A good first novel, recommended for fans of pirate tales.

 

Magazine Review: Pirate Stories November 1934

Magazine Review: Pirate Stories November 1934 

Some of the pulp magazines went for very specialized subjects, so it’s not a surprise to find one dedicated entirely to stories about pirates.  As this was the first issue, there’s an publisher’s note indicating that there will be stories about pirate of the past, present and future (it is after all a Gernsback publication.)  The cover is by Sidney Riesenberg, and is not related to any of the features inside.

Pirate Stories November 1934

“Pirate Guns” by F.V.W. Mason is the lead feature.  Nathan Andrews,  born in the colony of South Carolina, was a faithful member of the British Navy until he was falsely accused and convicted of aiding deserters.   Clapped in irons and being shipped off to Australia, Nathan reinvents himself as “Captain Terror,” and convinces his fellow convicts to join him in piracy if he can get them free.   Their escape attempt is treacherously exposed, but this proves a stroke of luck when they’re isolated in maximum security while everyone else on the ship dies of smallpox.  (This saves Nathan having to kill Naval officers.)

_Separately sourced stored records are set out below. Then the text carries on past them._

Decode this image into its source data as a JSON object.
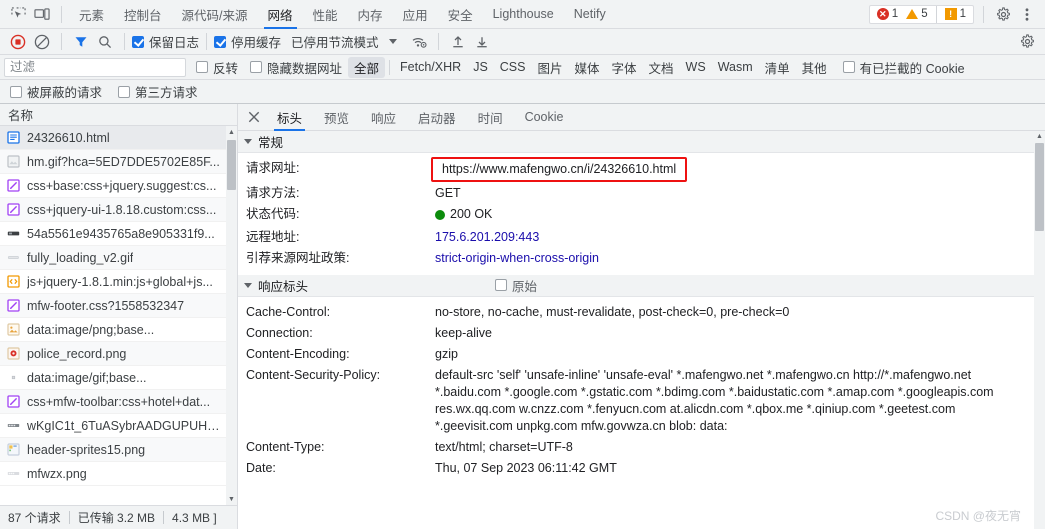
{
  "panel_tabs": [
    {
      "label": "元素",
      "selected": false
    },
    {
      "label": "控制台",
      "selected": false
    },
    {
      "label": "源代码/来源",
      "selected": false
    },
    {
      "label": "网络",
      "selected": true
    },
    {
      "label": "性能",
      "selected": false
    },
    {
      "label": "内存",
      "selected": false
    },
    {
      "label": "应用",
      "selected": false
    },
    {
      "label": "安全",
      "selected": false
    },
    {
      "label": "Lighthouse",
      "selected": false
    },
    {
      "label": "Netify",
      "selected": false
    }
  ],
  "badges": {
    "error_count": "1",
    "warning_count": "5",
    "issue_count": "1",
    "error_color": "#d93025",
    "warning_color": "#f29900"
  },
  "network_toolbar": {
    "preserve_log_label": "保留日志",
    "preserve_log_checked": true,
    "disable_cache_label": "停用缓存",
    "disable_cache_checked": true,
    "throttling_label": "已停用节流模式"
  },
  "filter_bar": {
    "placeholder": "过滤",
    "value": "",
    "invert_label": "反转",
    "invert_checked": false,
    "hide_data_urls_label": "隐藏数据网址",
    "hide_data_urls_checked": false,
    "types": [
      {
        "label": "全部",
        "selected": true
      },
      {
        "label": "Fetch/XHR",
        "selected": false
      },
      {
        "label": "JS",
        "selected": false
      },
      {
        "label": "CSS",
        "selected": false
      },
      {
        "label": "图片",
        "selected": false
      },
      {
        "label": "媒体",
        "selected": false
      },
      {
        "label": "字体",
        "selected": false
      },
      {
        "label": "文档",
        "selected": false
      },
      {
        "label": "WS",
        "selected": false
      },
      {
        "label": "Wasm",
        "selected": false
      },
      {
        "label": "清单",
        "selected": false
      },
      {
        "label": "其他",
        "selected": false
      }
    ],
    "blocked_cookies_label": "有已拦截的 Cookie",
    "blocked_cookies_checked": false,
    "blocked_requests_label": "被屏蔽的请求",
    "blocked_requests_checked": false,
    "third_party_label": "第三方请求",
    "third_party_checked": false
  },
  "request_list": {
    "column_header": "名称",
    "rows": [
      {
        "name": "24326610.html",
        "icon": "document-icon",
        "selected": true
      },
      {
        "name": "hm.gif?hca=5ED7DDE5702E85F...",
        "icon": "image-icon",
        "selected": false
      },
      {
        "name": "css+base:css+jquery.suggest:cs...",
        "icon": "stylesheet-icon",
        "selected": false
      },
      {
        "name": "css+jquery-ui-1.8.18.custom:css...",
        "icon": "stylesheet-icon",
        "selected": false
      },
      {
        "name": "54a5561e9435765a8e905331f9...",
        "icon": "font-icon",
        "selected": false
      },
      {
        "name": "fully_loading_v2.gif",
        "icon": "generic-icon",
        "selected": false
      },
      {
        "name": "js+jquery-1.8.1.min:js+global+js...",
        "icon": "script-icon",
        "selected": false
      },
      {
        "name": "mfw-footer.css?1558532347",
        "icon": "stylesheet-icon",
        "selected": false
      },
      {
        "name": "data:image/png;base...",
        "icon": "image-icon",
        "selected": false
      },
      {
        "name": "police_record.png",
        "icon": "image-icon",
        "selected": false
      },
      {
        "name": "data:image/gif;base...",
        "icon": "dot-icon",
        "selected": false
      },
      {
        "name": "css+mfw-toolbar:css+hotel+dat...",
        "icon": "stylesheet-icon",
        "selected": false
      },
      {
        "name": "wKgIC1t_6TuASybrAADGUPUHjr...",
        "icon": "font-icon",
        "selected": false
      },
      {
        "name": "header-sprites15.png",
        "icon": "image-icon",
        "selected": false
      },
      {
        "name": "mfwzx.png",
        "icon": "font-icon",
        "selected": false
      }
    ]
  },
  "status_bar": {
    "requests": "87 个请求",
    "transferred": "已传输 3.2 MB",
    "resources": "4.3 MB ]"
  },
  "detail_tabs": [
    {
      "label": "标头",
      "selected": true
    },
    {
      "label": "预览",
      "selected": false
    },
    {
      "label": "响应",
      "selected": false
    },
    {
      "label": "启动器",
      "selected": false
    },
    {
      "label": "时间",
      "selected": false
    },
    {
      "label": "Cookie",
      "selected": false
    }
  ],
  "general": {
    "section_title": "常规",
    "rows": [
      {
        "key": "请求网址:",
        "value": "https://www.mafengwo.cn/i/24326610.html",
        "style": "highlighted"
      },
      {
        "key": "请求方法:",
        "value": "GET",
        "style": "plain"
      },
      {
        "key": "状态代码:",
        "value": "200 OK",
        "style": "status-ok"
      },
      {
        "key": "远程地址:",
        "value": "175.6.201.209:443",
        "style": "link"
      },
      {
        "key": "引荐来源网址政策:",
        "value": "strict-origin-when-cross-origin",
        "style": "link"
      }
    ],
    "highlight_color": "#ee1111",
    "status_dot_color": "#0c8c0c"
  },
  "response_headers": {
    "section_title": "响应标头",
    "raw_label": "原始",
    "raw_checked": false,
    "rows": [
      {
        "key": "Cache-Control:",
        "value": "no-store, no-cache, must-revalidate, post-check=0, pre-check=0"
      },
      {
        "key": "Connection:",
        "value": "keep-alive"
      },
      {
        "key": "Content-Encoding:",
        "value": "gzip"
      },
      {
        "key": "Content-Security-Policy:",
        "value": "default-src 'self' 'unsafe-inline' 'unsafe-eval' *.mafengwo.net *.mafengwo.cn http://*.mafengwo.net *.baidu.com *.google.com *.gstatic.com *.bdimg.com *.baidustatic.com *.amap.com *.googleapis.com res.wx.qq.com w.cnzz.com *.fenyucn.com at.alicdn.com *.qbox.me *.qiniup.com *.geetest.com *.geevisit.com unpkg.com mfw.govwza.cn blob: data:"
      },
      {
        "key": "Content-Type:",
        "value": "text/html; charset=UTF-8"
      },
      {
        "key": "Date:",
        "value": "Thu, 07 Sep 2023 06:11:42 GMT"
      }
    ]
  },
  "watermark": "CSDN @夜无宵"
}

The plague ship wrecked, the remaining escapees are able to take over a slave ship (coincidentally freeing the slaves) which they refit for privateering as the Santee.  Captain Terror disdains the democracy usually practiced by pirates of the period, emulating the rank structure and discipline of the British Navy he was trained by.  This makes the Santee an unusually well-run ship, that only attacks other pirates, but they become blamed for other pirates’ bloody massacres.

Eventually, circumstances change–the American Revolution has started, and Captain Terror is hired as part of the new American Navy as Captain Andrews of the Charleston.  He’s able to get revenge on the faithless “friend” who perjured himself to get Andrews out of the way, and learns his beloved never gave in to the traitor’s advances.  Happy ending for everyone but the Irish doctor, who dies in the final battle.

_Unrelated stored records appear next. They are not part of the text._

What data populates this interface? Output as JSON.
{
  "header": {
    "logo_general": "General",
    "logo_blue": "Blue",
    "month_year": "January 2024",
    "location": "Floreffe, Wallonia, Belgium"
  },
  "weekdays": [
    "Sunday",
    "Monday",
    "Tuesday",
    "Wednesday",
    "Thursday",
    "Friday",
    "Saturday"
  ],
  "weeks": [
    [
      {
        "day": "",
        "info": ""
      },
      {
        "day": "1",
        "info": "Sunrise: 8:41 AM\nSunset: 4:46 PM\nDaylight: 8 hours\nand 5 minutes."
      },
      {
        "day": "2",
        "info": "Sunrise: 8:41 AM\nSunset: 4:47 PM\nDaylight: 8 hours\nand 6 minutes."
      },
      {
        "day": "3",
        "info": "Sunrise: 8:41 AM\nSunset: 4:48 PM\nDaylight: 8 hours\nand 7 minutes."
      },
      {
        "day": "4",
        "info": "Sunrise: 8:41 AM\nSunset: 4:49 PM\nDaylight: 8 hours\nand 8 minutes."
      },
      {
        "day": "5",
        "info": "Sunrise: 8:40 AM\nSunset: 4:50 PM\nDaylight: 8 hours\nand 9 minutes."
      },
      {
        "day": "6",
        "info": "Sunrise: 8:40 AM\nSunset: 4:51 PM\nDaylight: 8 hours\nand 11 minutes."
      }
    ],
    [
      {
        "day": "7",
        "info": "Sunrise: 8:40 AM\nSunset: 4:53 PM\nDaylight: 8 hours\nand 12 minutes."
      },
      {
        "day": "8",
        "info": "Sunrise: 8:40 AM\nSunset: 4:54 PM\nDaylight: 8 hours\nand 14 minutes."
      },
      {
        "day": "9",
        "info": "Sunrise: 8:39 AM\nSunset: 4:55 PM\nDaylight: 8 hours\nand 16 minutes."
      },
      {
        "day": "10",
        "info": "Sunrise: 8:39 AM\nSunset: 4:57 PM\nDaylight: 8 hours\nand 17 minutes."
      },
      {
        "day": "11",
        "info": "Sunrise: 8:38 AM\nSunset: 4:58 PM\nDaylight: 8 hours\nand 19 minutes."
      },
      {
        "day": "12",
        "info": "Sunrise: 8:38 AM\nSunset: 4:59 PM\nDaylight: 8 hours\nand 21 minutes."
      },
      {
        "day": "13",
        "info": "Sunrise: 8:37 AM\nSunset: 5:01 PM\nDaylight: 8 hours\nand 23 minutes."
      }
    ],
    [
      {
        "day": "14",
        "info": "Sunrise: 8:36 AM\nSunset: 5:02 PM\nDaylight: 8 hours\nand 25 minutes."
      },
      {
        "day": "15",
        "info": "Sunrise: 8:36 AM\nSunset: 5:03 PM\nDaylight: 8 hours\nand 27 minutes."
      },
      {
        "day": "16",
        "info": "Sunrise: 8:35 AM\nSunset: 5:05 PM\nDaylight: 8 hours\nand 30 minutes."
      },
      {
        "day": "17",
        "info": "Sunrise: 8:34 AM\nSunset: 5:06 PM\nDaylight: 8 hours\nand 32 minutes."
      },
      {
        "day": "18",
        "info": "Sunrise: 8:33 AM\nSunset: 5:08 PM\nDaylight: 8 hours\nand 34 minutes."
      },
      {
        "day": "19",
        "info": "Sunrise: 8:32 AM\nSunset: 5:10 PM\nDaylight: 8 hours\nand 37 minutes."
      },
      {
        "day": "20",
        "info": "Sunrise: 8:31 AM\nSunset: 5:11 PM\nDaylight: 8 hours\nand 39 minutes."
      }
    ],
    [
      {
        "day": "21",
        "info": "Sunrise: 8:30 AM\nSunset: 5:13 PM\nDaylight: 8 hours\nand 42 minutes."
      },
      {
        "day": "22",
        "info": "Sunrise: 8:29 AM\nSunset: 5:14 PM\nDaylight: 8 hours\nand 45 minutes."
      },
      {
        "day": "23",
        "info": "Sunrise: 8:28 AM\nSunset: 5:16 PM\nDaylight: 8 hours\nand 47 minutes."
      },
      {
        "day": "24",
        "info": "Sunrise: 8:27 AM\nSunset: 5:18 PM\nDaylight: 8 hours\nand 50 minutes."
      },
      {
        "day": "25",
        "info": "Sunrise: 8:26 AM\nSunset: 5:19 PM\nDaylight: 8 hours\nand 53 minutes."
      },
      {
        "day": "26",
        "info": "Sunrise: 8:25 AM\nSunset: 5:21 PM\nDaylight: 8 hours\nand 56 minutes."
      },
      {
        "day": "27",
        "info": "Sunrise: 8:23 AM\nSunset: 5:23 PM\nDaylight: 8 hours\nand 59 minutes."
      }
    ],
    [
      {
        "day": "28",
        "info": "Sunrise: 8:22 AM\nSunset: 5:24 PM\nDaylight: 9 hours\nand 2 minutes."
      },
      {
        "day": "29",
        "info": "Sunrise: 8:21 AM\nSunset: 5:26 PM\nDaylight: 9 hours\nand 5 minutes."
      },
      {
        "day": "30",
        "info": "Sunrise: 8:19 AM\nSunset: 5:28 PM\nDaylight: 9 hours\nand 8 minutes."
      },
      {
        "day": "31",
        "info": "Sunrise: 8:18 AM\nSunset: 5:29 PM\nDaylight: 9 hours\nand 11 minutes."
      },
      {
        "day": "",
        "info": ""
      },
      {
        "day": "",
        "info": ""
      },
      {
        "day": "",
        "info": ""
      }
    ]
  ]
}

It’s a rip-roaring story, but goes out of its way to make Captain Terror a “good” pirate.   It skirts around the issue of slavery, not mentioning where the slaves were headed, and the freed people have no lines or personality.  Much is made of corruption in the British Navy poisoning their fine traditions.

“Scourge of the Main” by James Perley Hughes involves another American colonial serving on a British ship, but in an earlier period when England is at war with Spain.  Daniel Tucker is from New England, and serves on a privateer that is hunting Spanish treasure ships.   However, Jolly Roger Hawkins is also after those ships,   And he’s a full-on pirate who doesn’t want to share, especially when “his” woman decides she’d rather sail with Tucker.

The author really stacks the deck, making Tucker tall, blond, blue-eyed and blessed with “Atlantean shoulders” while Hawkins is “ponderous” and has “distorted features.”   I suspect a certain amount of prejudice at play.

“High-Admirals of Piracy” is an illustrated spread about famous historical pirates from Pierre le Grand to Blackbeard.  Sadly uncredited.

“Marauders of the South Seas” by William B. DeNoyer moves into the then-present day, with a diver realizing that his employers were the ones who sunk a ship he’s been hired to salvage–and they have no intention of paying him in money.  “Lucky” Lewis is aided by the fact that one of the criminals has a wife on board who deeply regrets the marriage.  Less suspenseful than it might have been with a couple more twists.

“Jolly Roger’s Log” by Ned Carline, which would become the letter column, has a couple of suspiciously apropos letters with questions Mr. Carline answers.   Again, this is the first issue, so where the letters came from is unclear.

This Adventure House reprint includes the original ads, including advertisements for “the forbidden secrets of sex”, a collected volume of H.G. Wells’ science fiction and the German Iron Horseshoe muscle builder.

Recommended for pirate story fans who don’t mind clear-cut tales of good vs. evil.